Cambiamo un po’ per la seconda puntata di questo scaffale.
Libro tedesco, Il passo del gambero, Günter Grass, Einaudi 2002. E non un saggio, ma un romanzo. Facciamo un viaggio nella storia tedesca recente, nella vicenda di una nave, per allontanarci (il giusto) dal panorama dei disastri nazionali. Sospendiamo un attimo il montacarichi di Assago per il concerto dei Kiss, lo smottamento nella cava a Nuvolara, il dramma genovese del crollo della torre pilota, la storia ‘tutta italiana’ della Costa Concordia, la stazione di Viareggio del 2009. Ce ne sono molte di cose da non crederci. Eppure sono successe. Per esempio è successo che la più grave delle tragedie in mare, a numero di vittime, risulti quella di un transatlantico che si chiamava Wilhelm Gustloff, salpato da un porto polacco il 30 gennaio del 1945 e diretto verso il porto tedesco di Kiel. Non era una nave di ‘buoni’: varata durante gli anni d’oro del Nazismo come esempio dei regali che il Reich sapeva offrire alla sua gente, era servita prima per portare in crociera la Gioventù hitleriana, e poi, come nave ospedale per i feriti dell’esercito nazista. Nel 45′, quando l’Armata rossa aveva cominciato a vincere senza più esitazioni e a penetrare in Polonia (vedi anche il problema storico di una cosa che si chiama “strage di Nemmersdorf”), la Gustloff fu convertita a nave salva nazisti, in un’operazione che cercava di ‘riprendersi’ i tedeschi sparsi nei paesi che Hitler aveva conquistato, e depositarli, in salvo, su suolo germanico. Così, ci racconta questo libro, il 30 gennaio del 45′ la nave salpa da Gotenhafen, assiepata da più di diecimila passeggeri. Avanza navigando nel Mar Baltico per tutta la giornata. Alle nove di sera viene silurata da un sottomarino russo, capitanato da un comandante canaglia e un po’ sbruffone, che all’anagrafe storica è l’eroe russo – o l’assassino di innocenti Alexandr Marinesko. E’ Marinesko a far lanciare tre siluri in punti diversi dello scafo della Gustloff, che inizia velocemente a inabissarsi. Il sottomarino si defila mentre sulla nave inizia l’inenarrabile. I sopravvissuti saranno solo 1252, contro qualcosa come 8500 persone mai arrivate a Kiel.

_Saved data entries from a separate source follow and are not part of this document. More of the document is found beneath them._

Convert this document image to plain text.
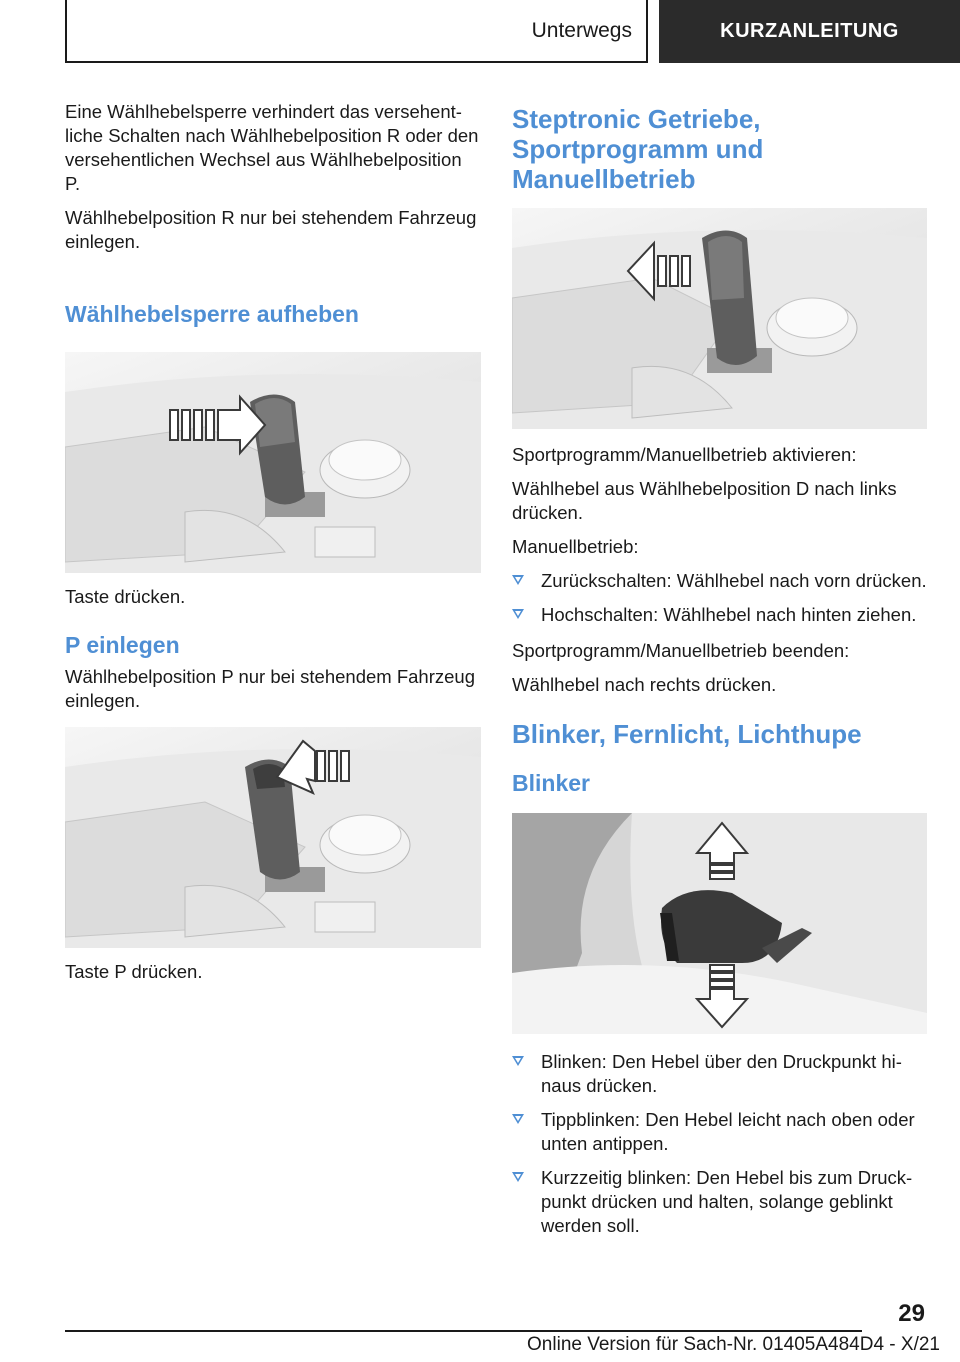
Unterwegs	KURZANLEITUNG

Eine Wählhebelsperre verhindert das versehentliche Schalten nach Wählhebelposition R oder den versehentlichen Wechsel aus Wählhebelposition P.

Wählhebelposition R nur bei stehendem Fahrzeug einlegen.

Wählhebelsperre aufheben

Taste drücken.

P einlegen

Wählhebelposition P nur bei stehendem Fahrzeug einlegen.

Taste P drücken.

Steptronic Getriebe, Sportprogramm und Manuellbetrieb

Sportprogramm/Manuellbetrieb aktivieren:

Wählhebel aus Wählhebelposition D nach links drücken.

Manuellbetrieb:

Zurückschalten: Wählhebel nach vorn drücken.
Hochschalten: Wählhebel nach hinten ziehen.

Sportprogramm/Manuellbetrieb beenden:

Wählhebel nach rechts drücken.

Blinker, Fernlicht, Lichthupe
Blinker
Blinken: Den Hebel über den Druckpunkt hinaus drücken.
Tippblinken: Den Hebel leicht nach oben oder unten antippen.
Kurzzeitig blinken: Den Hebel bis zum Druckpunkt drücken und halten, solange geblinkt werden soll.
29
Online Version für Sach-Nr. 01405A484D4 - X/21
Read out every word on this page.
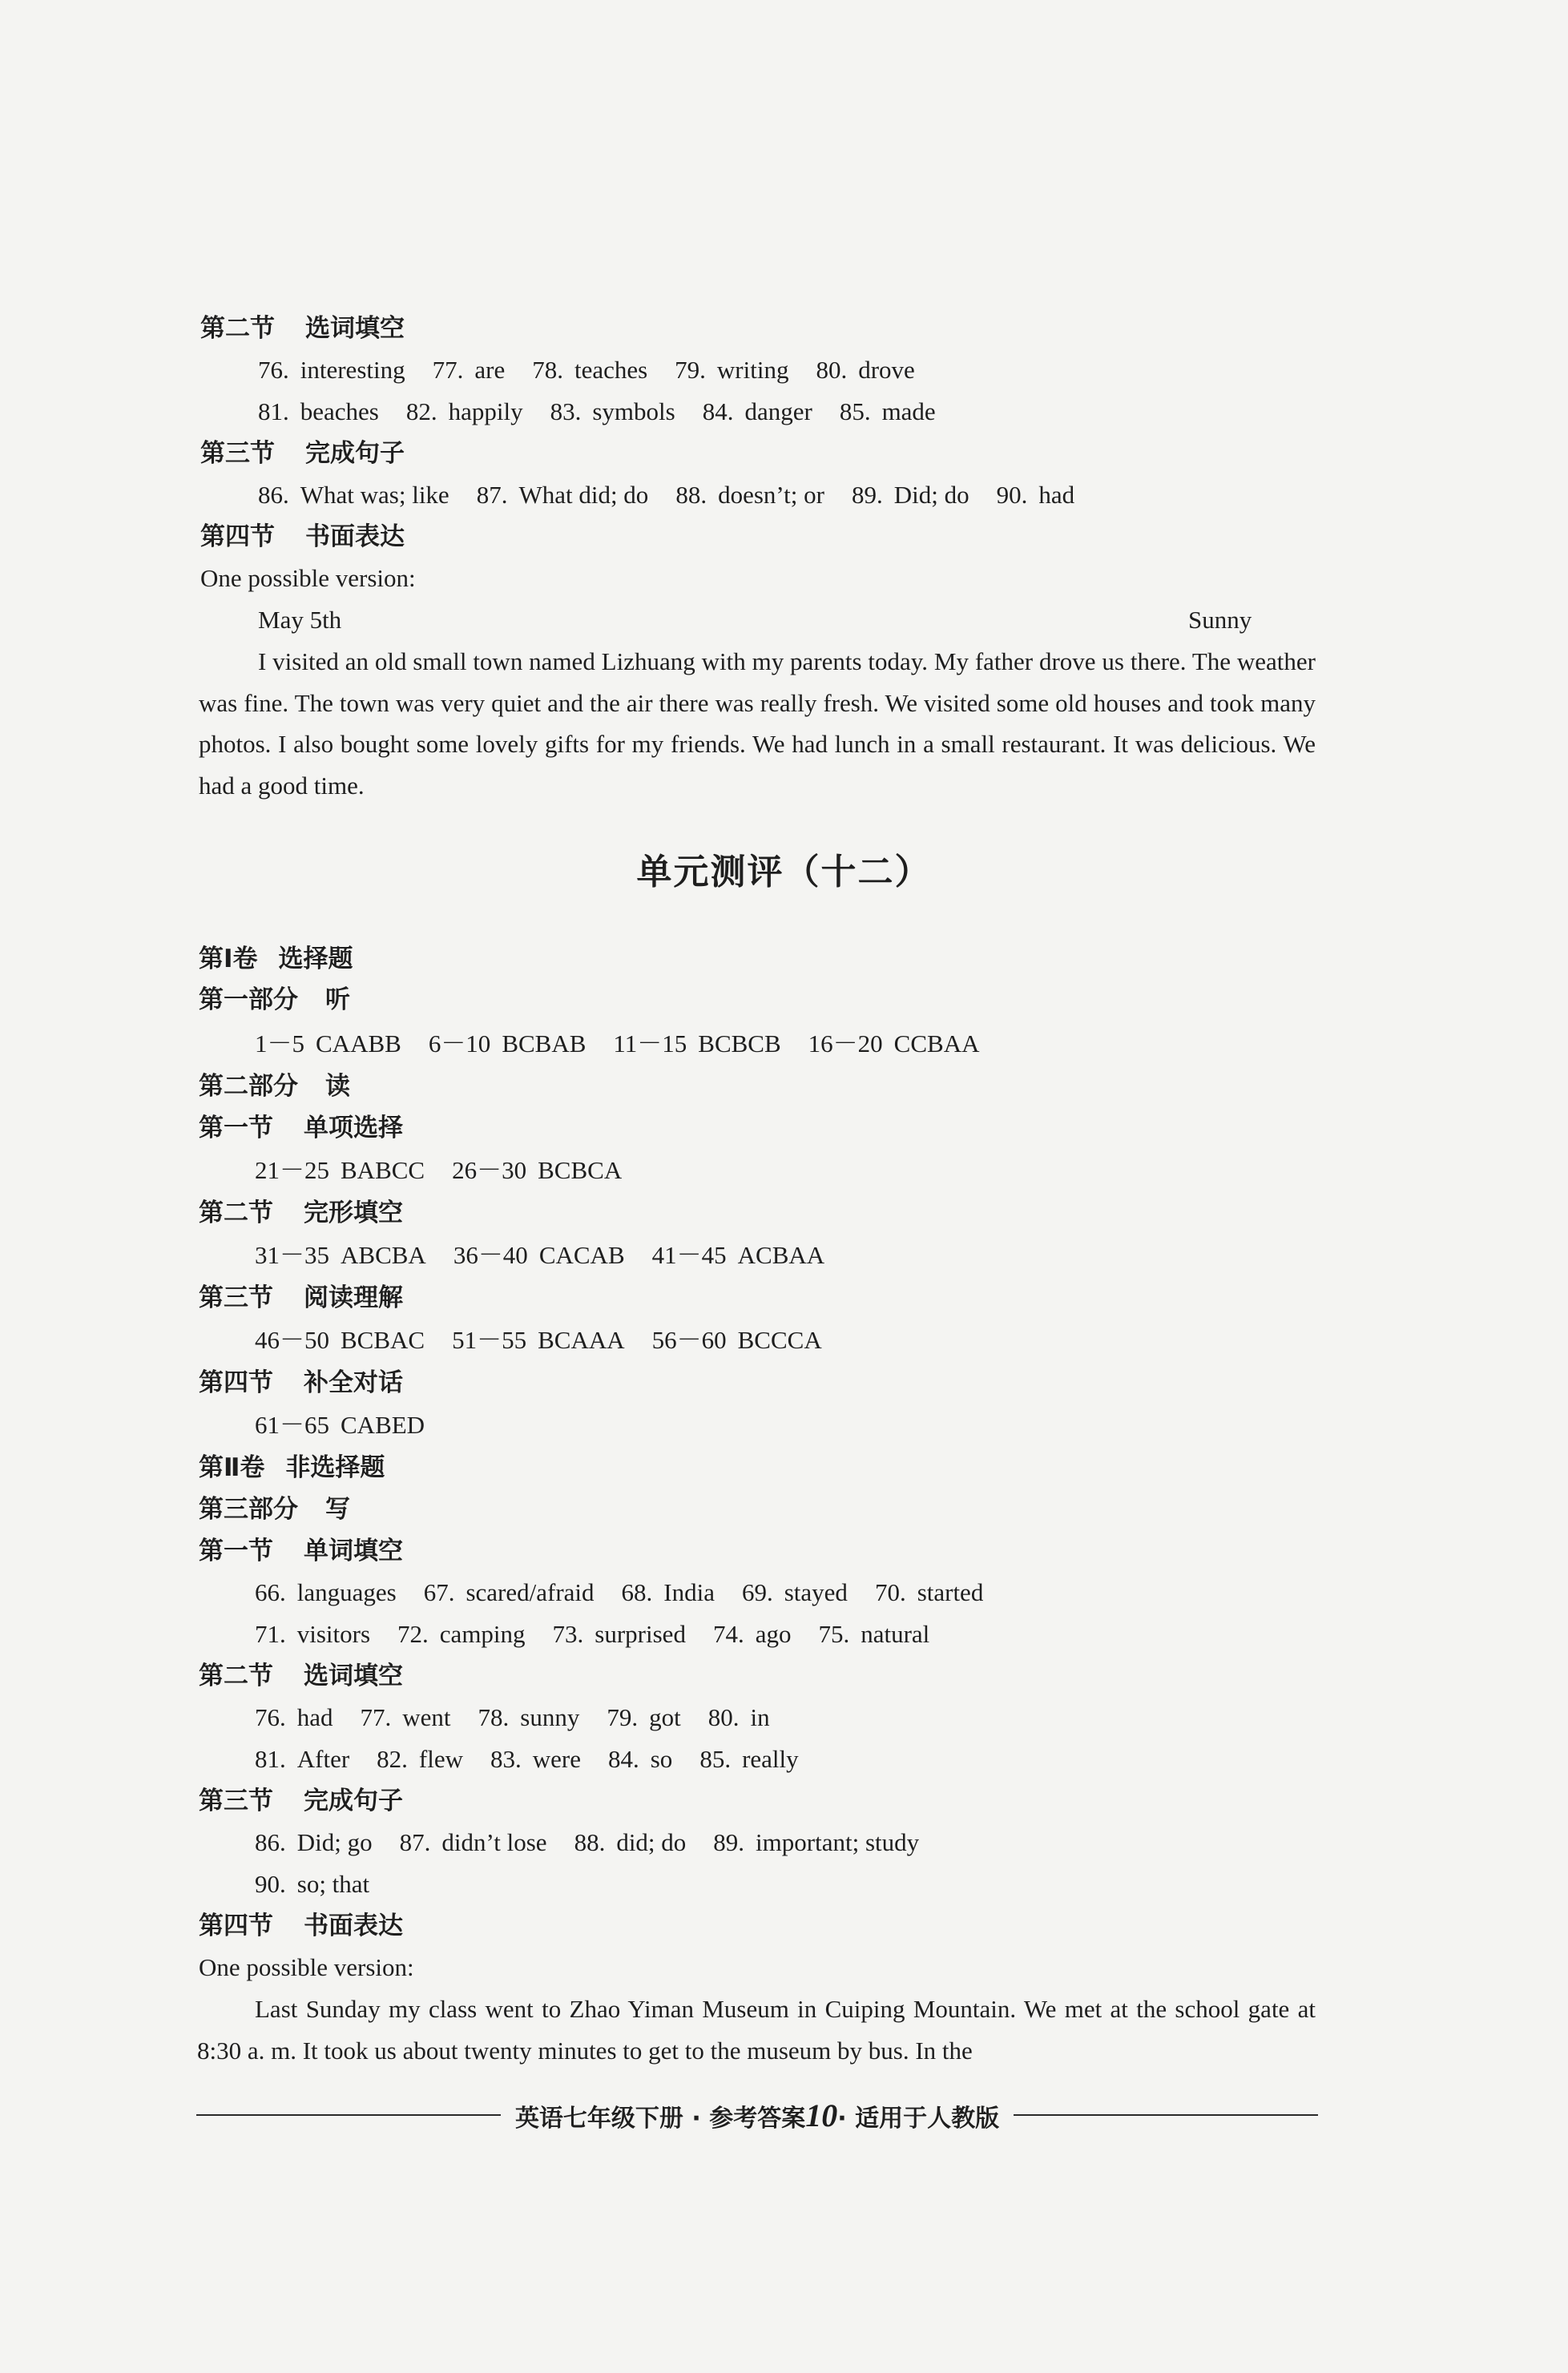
第二节 选词填空
76. interesting 77. are 78. teaches 79. writing 80. drove
81. beaches 82. happily 83. symbols 84. danger 85. made
第三节 完成句子
86. What was; like 87. What did; do 88. doesn’t; or 89. Did; do 90. had
第四节 书面表达
One possible version:
May 5th	Sunny
I visited an old small town named Lizhuang with my parents today. My father drove us there. The weather was fine. The town was very quiet and the air there was really fresh. We visited some old houses and took many photos. I also bought some lovely gifts for my friends. We had lunch in a small restaurant. It was delicious. We had a good time.
单元测评（十二）
第Ⅰ卷 选择题
第一部分 听
1－5 CAABB 6－10 BCBAB 11－15 BCBCB 16－20 CCBAA
第二部分 读
第一节 单项选择
21－25 BABCC 26－30 BCBCA
第二节 完形填空
31－35 ABCBA 36－40 CACAB 41－45 ACBAA
第三节 阅读理解
46－50 BCBAC 51－55 BCAAA 56－60 BCCCA
第四节 补全对话
61－65 CABED
第Ⅱ卷 非选择题
第三部分 写
第一节 单词填空
66. languages 67. scared/afraid 68. India 69. stayed 70. started
71. visitors 72. camping 73. surprised 74. ago 75. natural
第二节 选词填空
76. had 77. went 78. sunny 79. got 80. in
81. After 82. flew 83. were 84. so 85. really
第三节 完成句子
86. Did; go 87. didn’t lose 88. did; do 89. important; study
90. so; that
第四节 书面表达
One possible version:
Last Sunday my class went to Zhao Yiman Museum in Cuiping Mountain. We met at the school gate at 8:30 a. m. It took us about twenty minutes to get to the museum by bus. In the
英语七年级下册 · 参考答案10· 适用于人教版
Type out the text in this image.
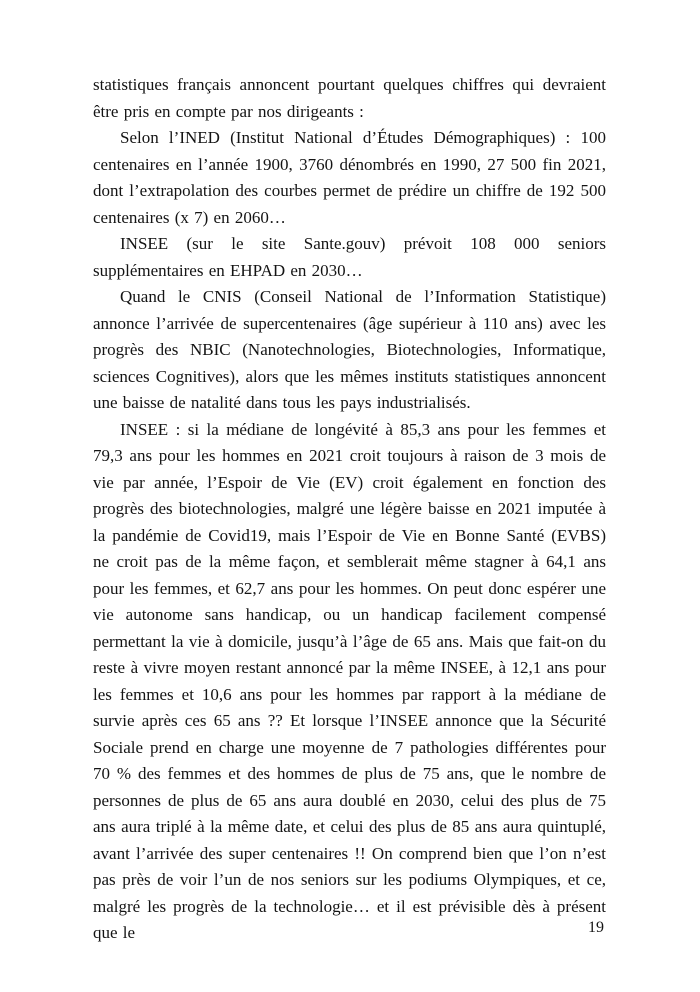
statistiques français annoncent pourtant quelques chiffres qui devraient être pris en compte par nos dirigeants :

Selon l’INED (Institut National d’Études Démographiques) : 100 centenaires en l’année 1900, 3760 dénombrés en 1990, 27 500 fin 2021, dont l’extrapolation des courbes permet de prédire un chiffre de 192 500 centenaires (x 7) en 2060…

INSEE (sur le site Sante.gouv) prévoit 108 000 seniors supplémentaires en EHPAD en 2030…

Quand le CNIS (Conseil National de l’Information Statistique) annonce l’arrivée de supercentenaires (âge supérieur à 110 ans) avec les progrès des NBIC (Nanotechnologies, Biotechnologies, Informatique, sciences Cognitives), alors que les mêmes instituts statistiques annoncent une baisse de natalité dans tous les pays industrialisés.

INSEE : si la médiane de longévité à 85,3 ans pour les femmes et 79,3 ans pour les hommes en 2021 croit toujours à raison de 3 mois de vie par année, l’Espoir de Vie (EV) croit également en fonction des progrès des biotechnologies, malgré une légère baisse en 2021 imputée à la pandémie de Covid19, mais l’Espoir de Vie en Bonne Santé (EVBS) ne croit pas de la même façon, et semblerait même stagner à 64,1 ans pour les femmes, et 62,7 ans pour les hommes. On peut donc espérer une vie autonome sans handicap, ou un handicap facilement compensé permettant la vie à domicile, jusqu’à l’âge de 65 ans. Mais que fait-on du reste à vivre moyen restant annoncé par la même INSEE, à 12,1 ans pour les femmes et 10,6 ans pour les hommes par rapport à la médiane de survie après ces 65 ans ?? Et lorsque l’INSEE annonce que la Sécurité Sociale prend en charge une moyenne de 7 pathologies différentes pour 70 % des femmes et des hommes de plus de 75 ans, que le nombre de personnes de plus de 65 ans aura doublé en 2030, celui des plus de 75 ans aura triplé à la même date, et celui des plus de 85 ans aura quintuplé, avant l’arrivée des super centenaires !! On comprend bien que l’on n’est pas près de voir l’un de nos seniors sur les podiums Olympiques, et ce, malgré les progrès de la technologie… et il est prévisible dès à présent que le	19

Il libro è fatto a forma di scalata. Quindi l’inizio è duro. Ma poi arrivano le vedute, come da una vetta: “Non riesco a descrivere ciò che accadde. Dico solo questo: una parte dei fuggiaschi raggiunse i porti di Pillau, Danzica e Gotenhafen. A centinaia di migliaia si accalcarono a bordo di navi da guerra, navi passeggeri, navi mercantili (..) Proprio all’ultimo, quando non entrava più uno spillo, furono comunque imbarcati altri feriti e ancora una squadra di ausiliarie, tutte ragazze giovani, e poiché non c’erano più cabine libere e le sale erano diventate una distesa di materassi, vennero sistemate nella piscina svuotata, dunque nel ponte E, al di sotto della linea di galleggiamento (p. 95)”.
E’ probabile che non sentirete il contrappasso etico, fino alla fine, ma solo il piacere di leggere. Però poi il contrappasso etico potrebbe arrivare: ed è quello di prendere un po’ di distanza dalla nostra situazione contemporanea e riflettere sulle croci altrui. Oltre a essere una perla letteraria Il passo del gambero potrebbe cioè anche far pensare al fatto che non viviamo nel calcagno d’Europa, e che ogni cultura ha i suoi scandali di memoria e forme bieche per aggirarli, o per vivere senza la coscienza di averli conosciuti. Per esempio, anche la Germania.